Here I try to use the calculation power merely by CPU, and image I/O through two HDMI ports. Here is the plan: the image streaming can be taken through one HDMI. And make object detection each frame to make prediction box to enclose the face with mask quaility class(It could be three levels: good, bad and none). I leverage PYNQ framework, ant it makes me write the application easily with python and OpenCV API.

Example

In the previous work, I had trained a model in tiny yolo v3 with help of darknet. If I want to apply the previous result, Open CV provide a API which can read and use the model trained by darkent: cv2.dnn.readNetFromDarknet() since OpenCV 3.4.2 .

Before starting any implementation, I need to upgrade Open CV from v3.2.0 in current PYNQ v2.5 image provided by Xilinx. I had tried to built current newest Open CV 3 with cross compilation to fit the PYNQ-Z2. However, it got not fully success. You can see my previous post here. To avoid the dependency problem break the prototype development too much, finally I build Open CV 3.4.10 (current newest version 3) directly on the broad.
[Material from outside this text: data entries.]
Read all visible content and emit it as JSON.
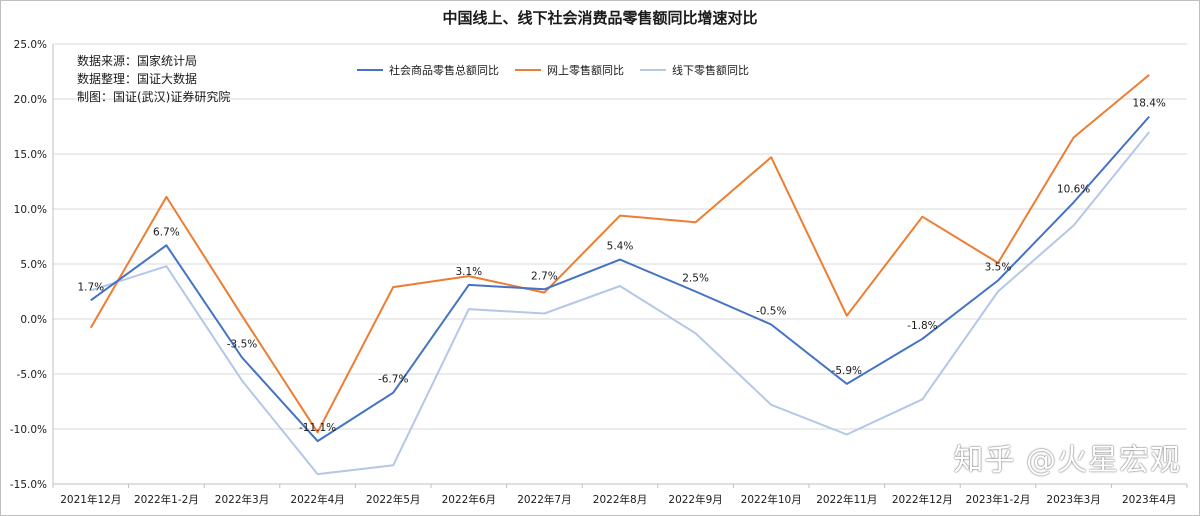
{
  "chart_data": {
    "type": "line",
    "title": "中国线上、线下社会消费品零售额同比增速对比",
    "notes": [
      "数据来源：国家统计局",
      "数据整理：国证大数据",
      "制图：国证(武汉)证券研究院"
    ],
    "categories": [
      "2021年12月",
      "2022年1-2月",
      "2022年3月",
      "2022年4月",
      "2022年5月",
      "2022年6月",
      "2022年7月",
      "2022年8月",
      "2022年9月",
      "2022年10月",
      "2022年11月",
      "2022年12月",
      "2023年1-2月",
      "2023年3月",
      "2023年4月"
    ],
    "ylim": [
      -15,
      25
    ],
    "yticks": [
      "-15.0%",
      "-10.0%",
      "-5.0%",
      "0.0%",
      "5.0%",
      "10.0%",
      "15.0%",
      "20.0%",
      "25.0%"
    ],
    "grid": true,
    "legend_position": "top",
    "series": [
      {
        "name": "社会商品零售总额同比",
        "color": "#4472c4",
        "values": [
          1.7,
          6.7,
          -3.5,
          -11.1,
          -6.7,
          3.1,
          2.7,
          5.4,
          2.5,
          -0.5,
          -5.9,
          -1.8,
          3.5,
          10.6,
          18.4
        ],
        "labels": [
          "1.7%",
          "6.7%",
          "-3.5%",
          "-11.1%",
          "-6.7%",
          "3.1%",
          "2.7%",
          "5.4%",
          "2.5%",
          "-0.5%",
          "-5.9%",
          "-1.8%",
          "3.5%",
          "10.6%",
          "18.4%"
        ]
      },
      {
        "name": "网上零售额同比",
        "color": "#ed7d31",
        "values": [
          -0.8,
          11.1,
          0.3,
          -10.3,
          2.9,
          3.9,
          2.4,
          9.4,
          8.8,
          14.7,
          0.3,
          9.3,
          5.1,
          16.5,
          22.2
        ]
      },
      {
        "name": "线下零售额同比",
        "color": "#b4c7e7",
        "values": [
          2.6,
          4.8,
          -5.6,
          -14.1,
          -13.3,
          0.9,
          0.5,
          3.0,
          -1.3,
          -7.8,
          -10.5,
          -7.3,
          2.5,
          8.5,
          17.0
        ]
      }
    ]
  },
  "watermark": "知乎 @火星宏观"
}
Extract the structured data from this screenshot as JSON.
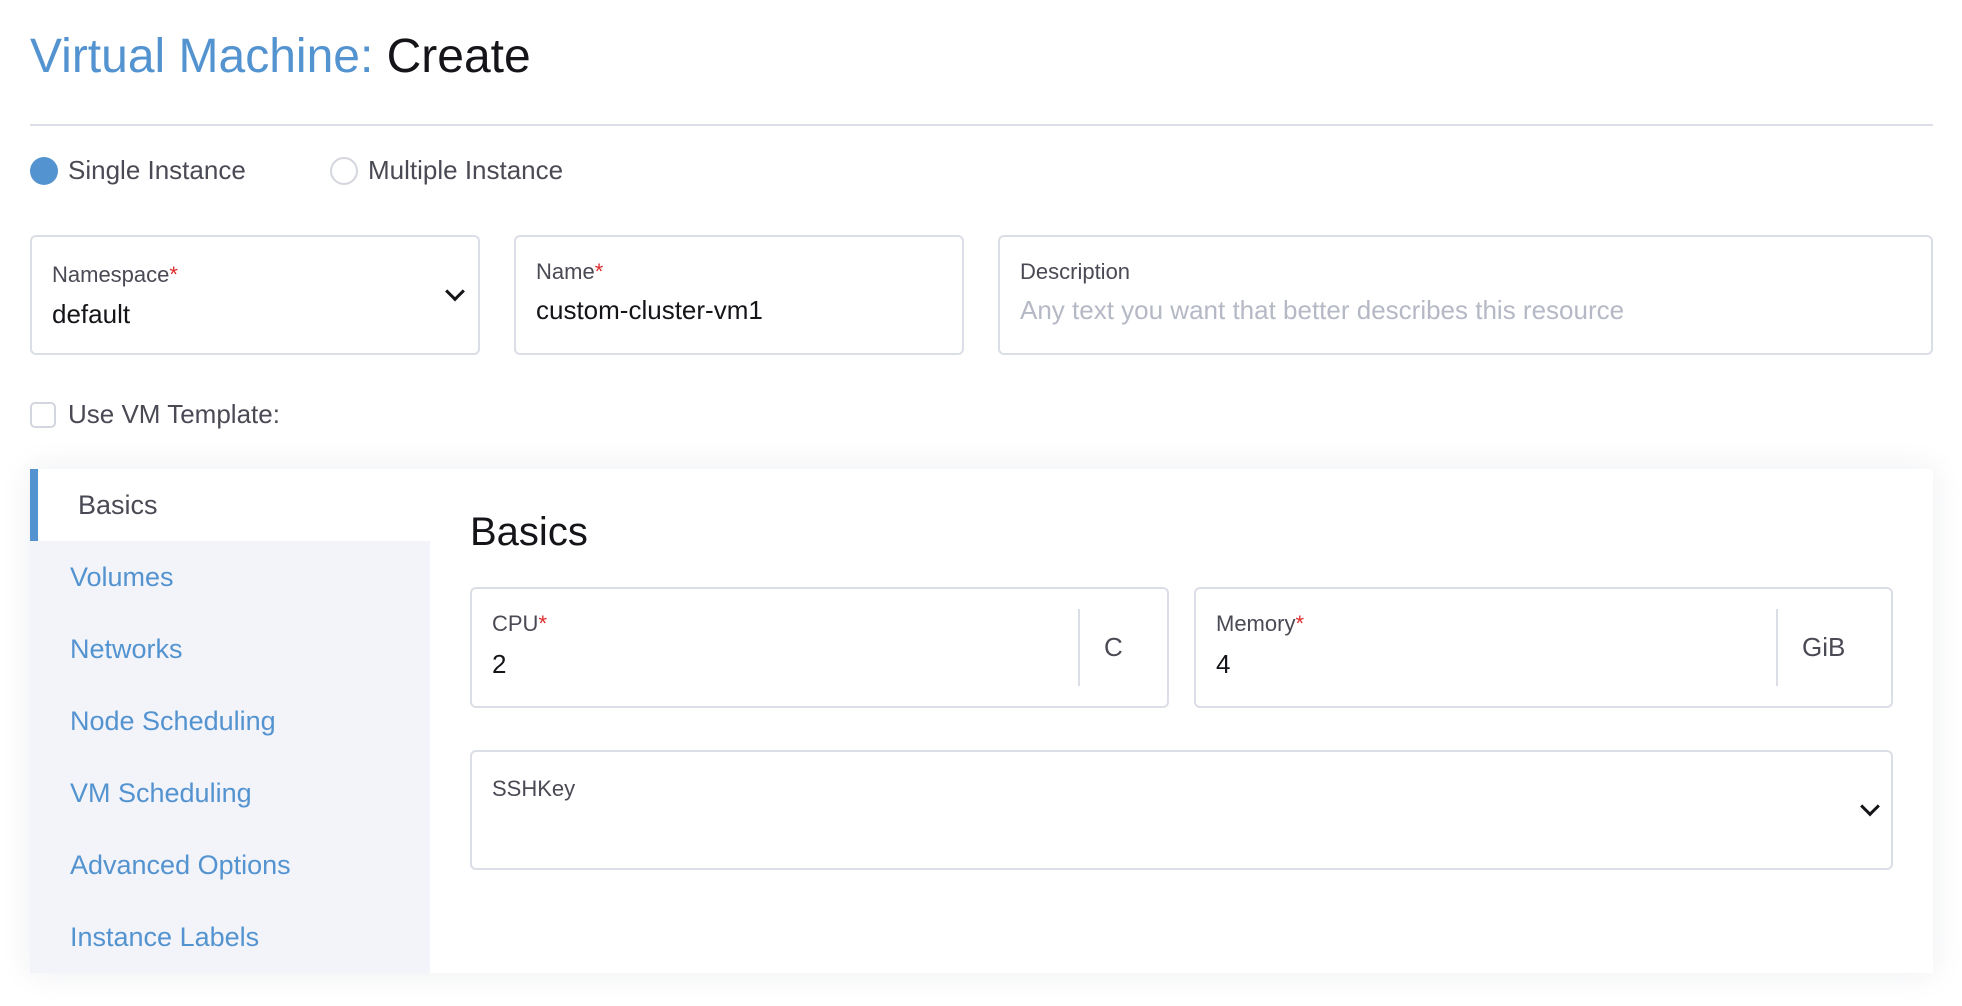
{
  "header": {
    "title_prefix": "Virtual Machine:",
    "title_action": "Create"
  },
  "mode": {
    "options": [
      {
        "label": "Single Instance",
        "selected": true
      },
      {
        "label": "Multiple Instance",
        "selected": false
      }
    ]
  },
  "fields": {
    "namespace": {
      "label": "Namespace",
      "required_mark": "*",
      "value": "default"
    },
    "name": {
      "label": "Name",
      "required_mark": "*",
      "value": "custom-cluster-vm1"
    },
    "description": {
      "label": "Description",
      "placeholder": "Any text you want that better describes this resource"
    }
  },
  "use_template": {
    "label": "Use VM Template:",
    "checked": false
  },
  "sidebar": {
    "items": [
      {
        "label": "Basics",
        "active": true
      },
      {
        "label": "Volumes"
      },
      {
        "label": "Networks"
      },
      {
        "label": "Node Scheduling"
      },
      {
        "label": "VM Scheduling"
      },
      {
        "label": "Advanced Options"
      },
      {
        "label": "Instance Labels"
      }
    ]
  },
  "basics": {
    "heading": "Basics",
    "cpu": {
      "label": "CPU",
      "required_mark": "*",
      "value": "2",
      "unit": "C"
    },
    "memory": {
      "label": "Memory",
      "required_mark": "*",
      "value": "4",
      "unit": "GiB"
    },
    "sshkey": {
      "label": "SSHKey"
    }
  },
  "colors": {
    "accent": "#5393d0",
    "required": "#e02a2a",
    "border": "#dcdee7",
    "sidebar_bg": "#f3f4f9"
  }
}
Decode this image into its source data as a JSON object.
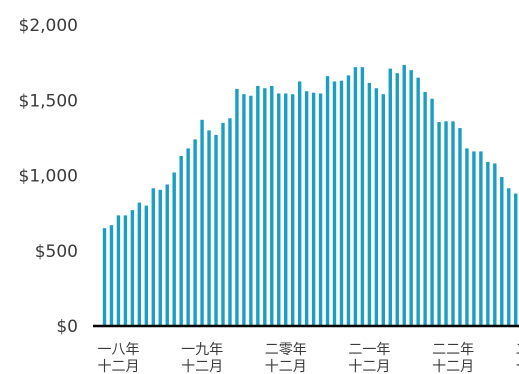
{
  "chart_data": {
    "type": "bar",
    "title": "",
    "xlabel": "",
    "ylabel": "",
    "ylim": [
      0,
      2000
    ],
    "yticks": [
      {
        "value": 0,
        "label": "$0"
      },
      {
        "value": 500,
        "label": "$500"
      },
      {
        "value": 1000,
        "label": "$1,000"
      },
      {
        "value": 1500,
        "label": "$1,500"
      },
      {
        "value": 2000,
        "label": "$2,000"
      }
    ],
    "xtick_labels": [
      {
        "index": 0,
        "line1": "一八年",
        "line2": "十二月"
      },
      {
        "index": 12,
        "line1": "一九年",
        "line2": "十二月"
      },
      {
        "index": 24,
        "line1": "二零年",
        "line2": "十二月"
      },
      {
        "index": 36,
        "line1": "二一年",
        "line2": "十二月"
      },
      {
        "index": 48,
        "line1": "二二年",
        "line2": "十二月"
      },
      {
        "index": 60,
        "line1": "二三年",
        "line2": "十二月"
      }
    ],
    "grid": false,
    "bar_color": "#1a9ec2",
    "axis_color": "#000000",
    "values": [
      650,
      670,
      735,
      735,
      770,
      820,
      800,
      915,
      905,
      940,
      1020,
      1130,
      1180,
      1240,
      1370,
      1300,
      1270,
      1350,
      1380,
      1575,
      1540,
      1530,
      1595,
      1580,
      1595,
      1545,
      1545,
      1540,
      1625,
      1560,
      1550,
      1545,
      1660,
      1625,
      1630,
      1665,
      1720,
      1720,
      1615,
      1580,
      1540,
      1710,
      1680,
      1735,
      1700,
      1650,
      1555,
      1510,
      1355,
      1360,
      1360,
      1315,
      1180,
      1160,
      1160,
      1090,
      1080,
      990,
      915,
      880
    ]
  }
}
Here is the demo repo: https://github.com/bladesu/mask_detect_pynq_z2_v1

There are two ipython files to test whether yolo v3 inference does work and process with image throgh hdmi port:

step1_yolo_v3_inference.ipynb
step2_hdmi_input_to_yolov3.ipynb

Finally in step2_hdmi_input_to_yolov3.ipynb, we got it can only process about 0.05 frames per second, it is far from real-time. We need more powerful approach!